I fed my starter yesterday to make this somewhat disappointing loaf of bread, and I’m not planning another loaf today. Reminder to myself for Friday: take a deep breath, give the bread some time.

Much love for the sourdough

Back at the beginning of this blog, I talked about confirmation bias, the tendency to notice things that support your existing expectations. Earlier, we were talking about pie being everywhere (also, shrimp plates, but that’s not relevant). Lately, I have been noticing something else.

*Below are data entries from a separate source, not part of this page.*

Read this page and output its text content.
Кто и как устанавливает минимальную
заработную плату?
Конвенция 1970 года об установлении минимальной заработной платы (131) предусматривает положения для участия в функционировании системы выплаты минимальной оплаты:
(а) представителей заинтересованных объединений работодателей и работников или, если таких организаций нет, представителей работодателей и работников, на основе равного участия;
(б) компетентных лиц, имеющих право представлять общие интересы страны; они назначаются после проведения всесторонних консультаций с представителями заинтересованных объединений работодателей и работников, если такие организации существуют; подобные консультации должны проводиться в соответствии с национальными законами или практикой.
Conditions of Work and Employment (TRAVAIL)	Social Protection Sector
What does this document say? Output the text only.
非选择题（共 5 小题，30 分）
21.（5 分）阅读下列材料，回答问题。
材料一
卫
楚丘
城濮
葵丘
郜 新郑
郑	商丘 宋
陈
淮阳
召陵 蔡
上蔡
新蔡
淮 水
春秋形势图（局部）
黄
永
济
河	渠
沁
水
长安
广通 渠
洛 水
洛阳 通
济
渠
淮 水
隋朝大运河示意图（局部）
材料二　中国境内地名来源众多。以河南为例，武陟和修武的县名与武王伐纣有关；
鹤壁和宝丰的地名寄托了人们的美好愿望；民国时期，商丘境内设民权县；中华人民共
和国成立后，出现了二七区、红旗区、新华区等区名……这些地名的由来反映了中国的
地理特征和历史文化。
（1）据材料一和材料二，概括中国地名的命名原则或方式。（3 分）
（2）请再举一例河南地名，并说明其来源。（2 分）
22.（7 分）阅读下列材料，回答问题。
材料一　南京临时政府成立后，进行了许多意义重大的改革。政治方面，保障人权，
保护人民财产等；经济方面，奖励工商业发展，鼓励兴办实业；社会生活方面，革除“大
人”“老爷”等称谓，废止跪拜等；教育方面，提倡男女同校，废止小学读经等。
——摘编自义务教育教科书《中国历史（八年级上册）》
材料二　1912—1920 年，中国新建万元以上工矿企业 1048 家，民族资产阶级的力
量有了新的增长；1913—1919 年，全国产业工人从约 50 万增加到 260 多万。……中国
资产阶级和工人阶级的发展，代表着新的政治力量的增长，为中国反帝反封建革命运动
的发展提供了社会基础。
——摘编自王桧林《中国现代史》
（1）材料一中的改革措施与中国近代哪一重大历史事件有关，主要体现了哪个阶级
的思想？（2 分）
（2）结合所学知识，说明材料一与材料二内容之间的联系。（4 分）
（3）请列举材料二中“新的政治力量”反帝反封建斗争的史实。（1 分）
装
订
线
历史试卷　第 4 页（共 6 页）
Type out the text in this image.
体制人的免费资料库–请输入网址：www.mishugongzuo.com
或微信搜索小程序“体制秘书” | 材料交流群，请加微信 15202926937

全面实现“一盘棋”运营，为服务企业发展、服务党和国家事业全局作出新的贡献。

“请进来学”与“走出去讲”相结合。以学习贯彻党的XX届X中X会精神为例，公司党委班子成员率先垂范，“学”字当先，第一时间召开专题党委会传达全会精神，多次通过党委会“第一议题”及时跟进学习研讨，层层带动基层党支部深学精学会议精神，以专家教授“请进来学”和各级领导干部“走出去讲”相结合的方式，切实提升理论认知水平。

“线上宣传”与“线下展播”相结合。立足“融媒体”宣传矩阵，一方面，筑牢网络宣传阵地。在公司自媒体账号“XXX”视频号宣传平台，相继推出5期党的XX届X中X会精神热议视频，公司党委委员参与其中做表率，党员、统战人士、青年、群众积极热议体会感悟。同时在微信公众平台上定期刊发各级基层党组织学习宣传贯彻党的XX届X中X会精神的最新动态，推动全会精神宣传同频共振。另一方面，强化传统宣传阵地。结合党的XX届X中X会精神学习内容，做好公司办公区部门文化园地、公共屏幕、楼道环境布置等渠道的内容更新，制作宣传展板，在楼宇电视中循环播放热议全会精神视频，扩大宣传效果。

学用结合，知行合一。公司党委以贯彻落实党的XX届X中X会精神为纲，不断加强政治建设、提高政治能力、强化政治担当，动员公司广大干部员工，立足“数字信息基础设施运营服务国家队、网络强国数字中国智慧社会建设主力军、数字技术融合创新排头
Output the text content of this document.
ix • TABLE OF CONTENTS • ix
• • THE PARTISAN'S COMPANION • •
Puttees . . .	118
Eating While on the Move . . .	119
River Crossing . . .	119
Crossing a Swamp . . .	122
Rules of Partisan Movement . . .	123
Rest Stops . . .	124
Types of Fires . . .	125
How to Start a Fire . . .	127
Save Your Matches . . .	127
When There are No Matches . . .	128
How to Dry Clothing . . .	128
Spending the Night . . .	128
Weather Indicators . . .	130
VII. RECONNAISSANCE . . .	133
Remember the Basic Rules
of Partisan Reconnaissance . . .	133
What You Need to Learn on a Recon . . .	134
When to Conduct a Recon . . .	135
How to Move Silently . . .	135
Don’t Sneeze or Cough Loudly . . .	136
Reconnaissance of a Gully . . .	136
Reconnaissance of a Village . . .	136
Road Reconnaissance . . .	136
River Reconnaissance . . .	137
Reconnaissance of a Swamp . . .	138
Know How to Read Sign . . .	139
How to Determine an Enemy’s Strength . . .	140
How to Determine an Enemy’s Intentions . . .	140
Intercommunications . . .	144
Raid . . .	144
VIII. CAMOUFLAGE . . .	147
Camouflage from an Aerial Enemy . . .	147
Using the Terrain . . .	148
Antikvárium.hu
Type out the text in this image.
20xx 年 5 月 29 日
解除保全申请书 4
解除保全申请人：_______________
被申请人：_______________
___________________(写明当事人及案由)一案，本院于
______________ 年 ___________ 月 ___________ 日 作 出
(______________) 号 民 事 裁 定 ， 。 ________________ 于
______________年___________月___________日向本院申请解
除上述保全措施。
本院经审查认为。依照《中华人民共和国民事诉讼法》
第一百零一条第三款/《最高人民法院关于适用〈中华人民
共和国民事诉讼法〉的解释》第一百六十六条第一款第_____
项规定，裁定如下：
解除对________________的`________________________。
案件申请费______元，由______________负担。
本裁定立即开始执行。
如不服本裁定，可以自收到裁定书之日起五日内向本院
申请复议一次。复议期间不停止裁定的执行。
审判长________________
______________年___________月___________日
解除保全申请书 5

When I made arrangements to make bread with Wendy, we also discussed making sourdough starters. At one time, I had about half a dozen active starters, because I went to Evergreen and it was a legitimate part of my educational trajectory. Because, you know, Science! Or whatever. But after I finished school, I didn’t have any interest in maintaining that many starters, so I chose the best one, and then failed to keep it alive properly. Of course, it was really the second-best one, since my housemate had already killed the best-best one. Good times.

I did love the sourdough, though, really. It is delicious, versatile, and satisfies my inner pioneer. What’s not to love? Wendy had attempted to start a culture, to no avail, so I sent her to the store for rye flour. Rye flour is the answer! Her new starter is bubbling happily away, getting ready to be put to use with her newly-honed bread skills. I started one of my own, as well, which is now making its first loaf of bread in the oven. Hurray!

I was also delighted to see a tweet this morning about a challenge that a couple bloggers are doing, right up my alley. Doughvember! The general gist is to be in the practice of using your sourdough starter, and thereby improve your skills. I am down!

I think it’s particularly cool that Linda of Salty Seattle is giving away some of her starter. I hope you’ll follow along!